-Submitted by Susie George, an attendee of the first Damascus Project course
We are living in tumultuous, frightening times. It can be hard to find and hold on to hope. And we know, hope is sometimes all we have. And, in those times, it is enough to keep us moving.
Recently I have been wondering, trying to figure out what can be done and how can we turn this ship around. It is a huge question. And I need to step closer and find out what is MY PART to do in these days.
This personal quest really got my attention this past August when I answered the call from the Southwest Conference for people to join in a “Faithful Action at the Border.” I have been to the border on trips very much like this one many times. I have been working on issues of Immigration for years. This time at the border was very different. It seemed suddenly like being at the border and meeting all these amazing people and learning about all that is going on with relation to the immigration crisis was no longer enough. What did that mean?
Two weeks later I found myself sitting in the first class of the Damascus Project. The course is called Discerning God’s Call in a Changing World. From that moment on, I have been on a journey to listen and watch for what my next right step will be. We are reading some powerful books in this course. (Perhaps I am reading more books than others in the class. J )
In the book Grounded by Diane Butler Bass there was a line that caught my attention. I won’t set up all the back ground for you here (you’ll have to read the book yourself). She said, “If hell has moved into the neighborhood, perhaps heaven has moved in right next door as well.” I love that thought! As a neighbor of heaven, I can choose to act like heaven rather than hell. If that is true, and I believe it is, how does that change me? How does that change how I am in the world and how I act?

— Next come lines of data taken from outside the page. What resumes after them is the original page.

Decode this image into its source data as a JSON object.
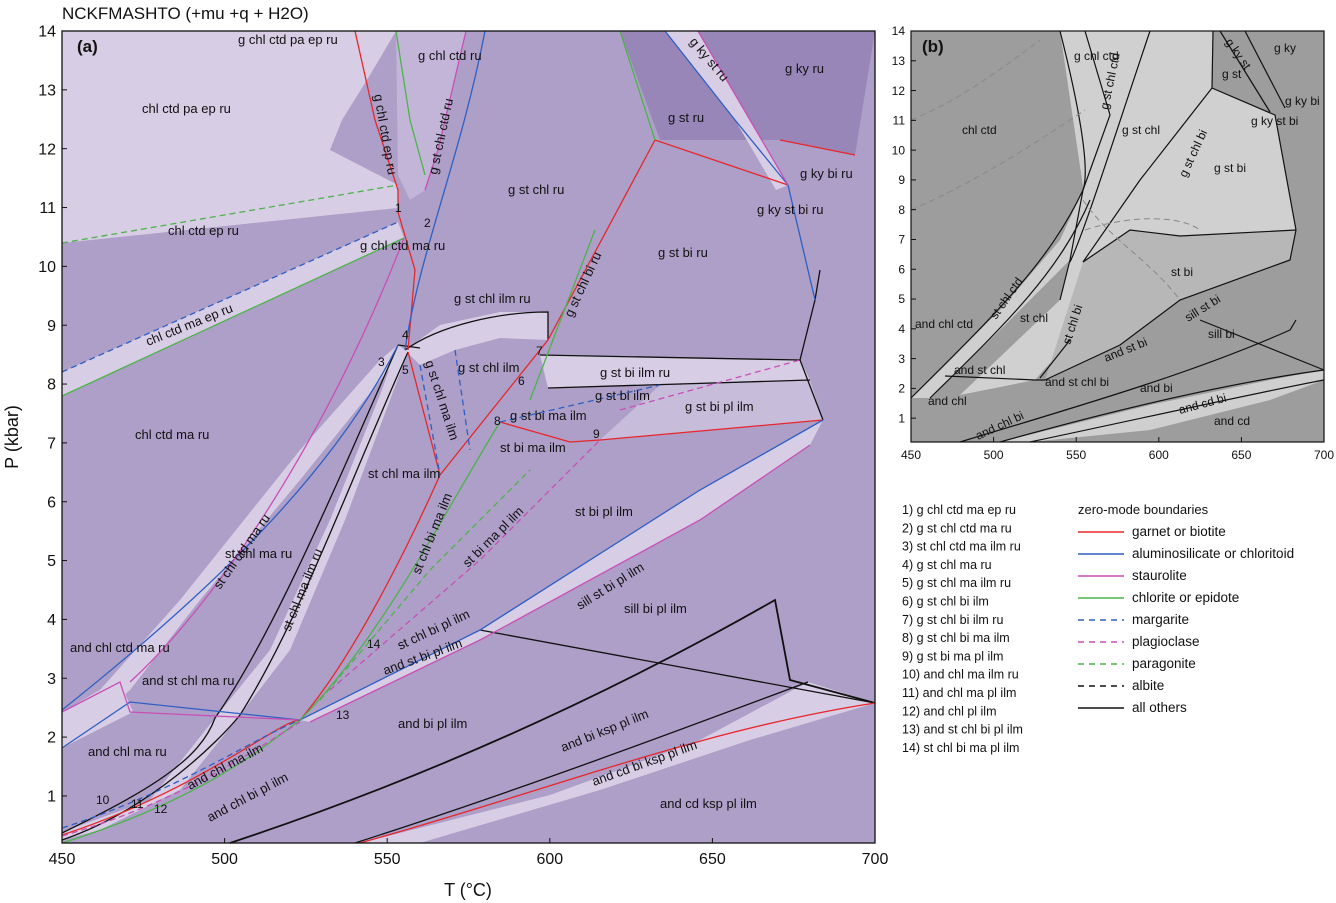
{
  "title": "NCKFMASHTO (+mu +q + H2O)",
  "panel_a": {
    "label": "(a)",
    "xlabel": "T (°C)",
    "ylabel": "P (kbar)",
    "x_ticks": [
      "450",
      "500",
      "550",
      "600",
      "650",
      "700"
    ],
    "y_ticks": [
      "1",
      "2",
      "3",
      "4",
      "5",
      "6",
      "7",
      "8",
      "9",
      "10",
      "11",
      "12",
      "13",
      "14"
    ],
    "field_labels": [
      "g chl ctd pa ep ru",
      "chl ctd pa ep ru",
      "g chl ctd ep ru",
      "g chl ctd ru",
      "g st chl ctd ru",
      "g ky st ru",
      "g ky ru",
      "g st ru",
      "g ky bi ru",
      "chl ctd ep ru",
      "g chl ctd ma ru",
      "g st chl ru",
      "g ky st bi ru",
      "g st bi ru",
      "g st chl bi ru",
      "chl ctd ma ep ru",
      "g st chl ilm ru",
      "g st chl ilm",
      "g st chl ma ilm",
      "g st bi ilm ru",
      "g st bi ilm",
      "g st bi pl ilm",
      "g st bi ma ilm",
      "st bi ma ilm",
      "chl ctd ma ru",
      "st chl ma ilm",
      "st chl bi ma ilm",
      "st bi ma pl ilm",
      "st bi pl ilm",
      "st chl ctd ma ru",
      "st chl ma ilm ru",
      "st chl ma ru",
      "sill st bi pl ilm",
      "sill bi pl ilm",
      "st chl bi pl ilm",
      "and st bi pl ilm",
      "and chl ctd ma ru",
      "and st chl ma ru",
      "and bi pl ilm",
      "and chl ma ru",
      "and chl ma ilm",
      "and chl bi pl ilm",
      "and bi ksp pl ilm",
      "and cd bi ksp pl ilm",
      "and cd ksp pl ilm"
    ],
    "point_labels": [
      "1",
      "2",
      "3",
      "4",
      "5",
      "6",
      "7",
      "8",
      "9",
      "10",
      "11",
      "12",
      "13",
      "14"
    ]
  },
  "panel_b": {
    "label": "(b)",
    "x_ticks": [
      "450",
      "500",
      "550",
      "600",
      "650",
      "700"
    ],
    "y_ticks": [
      "1",
      "2",
      "3",
      "4",
      "5",
      "6",
      "7",
      "8",
      "9",
      "10",
      "11",
      "12",
      "13",
      "14"
    ],
    "field_labels": [
      "chl ctd",
      "g chl ctd",
      "g st chl ctd",
      "g ky st",
      "g ky",
      "g st",
      "g st chl",
      "g st chl bi",
      "g ky bi",
      "g ky st bi",
      "g st bi",
      "st chl ctd",
      "st chl",
      "st chl bi",
      "st bi",
      "sill st bi",
      "sill bi",
      "and chl ctd",
      "and st chl",
      "and st chl bi",
      "and st bi",
      "and bi",
      "and cd bi",
      "and cd",
      "and chl",
      "and chl bi"
    ]
  },
  "assemblage_list": [
    "1) g chl ctd ma ep ru",
    "2) g st chl ctd ma ru",
    "3) st chl ctd ma ilm ru",
    "4) g st chl ma ru",
    "5) g st chl ma ilm ru",
    "6) g st chl bi ilm",
    "7) g st chl bi ilm ru",
    "8) g st chl bi ma ilm",
    "9) g st bi ma pl ilm",
    "10) and chl ma ilm ru",
    "11) and chl ma pl ilm",
    "12) and chl pl ilm",
    "13) and st chl bi pl ilm",
    "14) st chl bi ma pl ilm"
  ],
  "legend": {
    "title": "zero-mode boundaries",
    "items": [
      {
        "label": "garnet or biotite",
        "color": "#e8262a",
        "dash": false
      },
      {
        "label": "aluminosilicate or chloritoid",
        "color": "#2f5fc4",
        "dash": false
      },
      {
        "label": "staurolite",
        "color": "#c94fb6",
        "dash": false
      },
      {
        "label": "chlorite or epidote",
        "color": "#4db34a",
        "dash": false
      },
      {
        "label": "margarite",
        "color": "#2f5fc4",
        "dash": true
      },
      {
        "label": "plagioclase",
        "color": "#c94fb6",
        "dash": true
      },
      {
        "label": "paragonite",
        "color": "#4db34a",
        "dash": true
      },
      {
        "label": "albite",
        "color": "#111111",
        "dash": true
      },
      {
        "label": "all others",
        "color": "#111111",
        "dash": false
      }
    ]
  },
  "colors": {
    "field_light": "#d7cde4",
    "field_mid": "#ad9fc7",
    "field_dark": "#9786b7",
    "panel_b_light": "#d0d0d0",
    "panel_b_mid": "#b7b7b7",
    "panel_b_dark": "#9d9d9d"
  }
}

In mid-October I found myself back in Tucson where I was invited to volunteer at an emergency shelter that was set up in response to ICE stating that it would release hundreds of migrants from custody onto the streets of Tucson and Phoenix. I was working with Rincon UCC in what was quickly becoming a bustling, welcoming and thoughtful shelter. I was honored to be working with these amazing volunteers doing God’s work of loving our neighbor. And I was one of them! Is this what I should be doing? It certainly felt right. I do not (yet) speak Spanish. And Spanish isn’t the first language of many of the “guests” to the shelter. And still we were able to communicate. I met people and helped them out of the ICE vans and watched as, within a few hours, and after getting water and food and health care they began to relax and realize they were safe at this place.
So, where am I now on this journey? Well, thankfully, the class isn’t over. I am sitting in Minneapolis, going to work, and sending thoughts and prayers to the hundreds of people volunteering and the hundreds of people they serve. I know there is a next right step for me here. I am trying to be prayerful and careful in discerning what that might be.
All of this is to say that this discernment course through the Damascus Project is just exactly what I needed (even though I didn’t know I needed it) and exactly when I needed it. It gives a framework and grounding to my process. So, I am anxious, and honestly a bit nervous, about answering God’s call in this Changing World.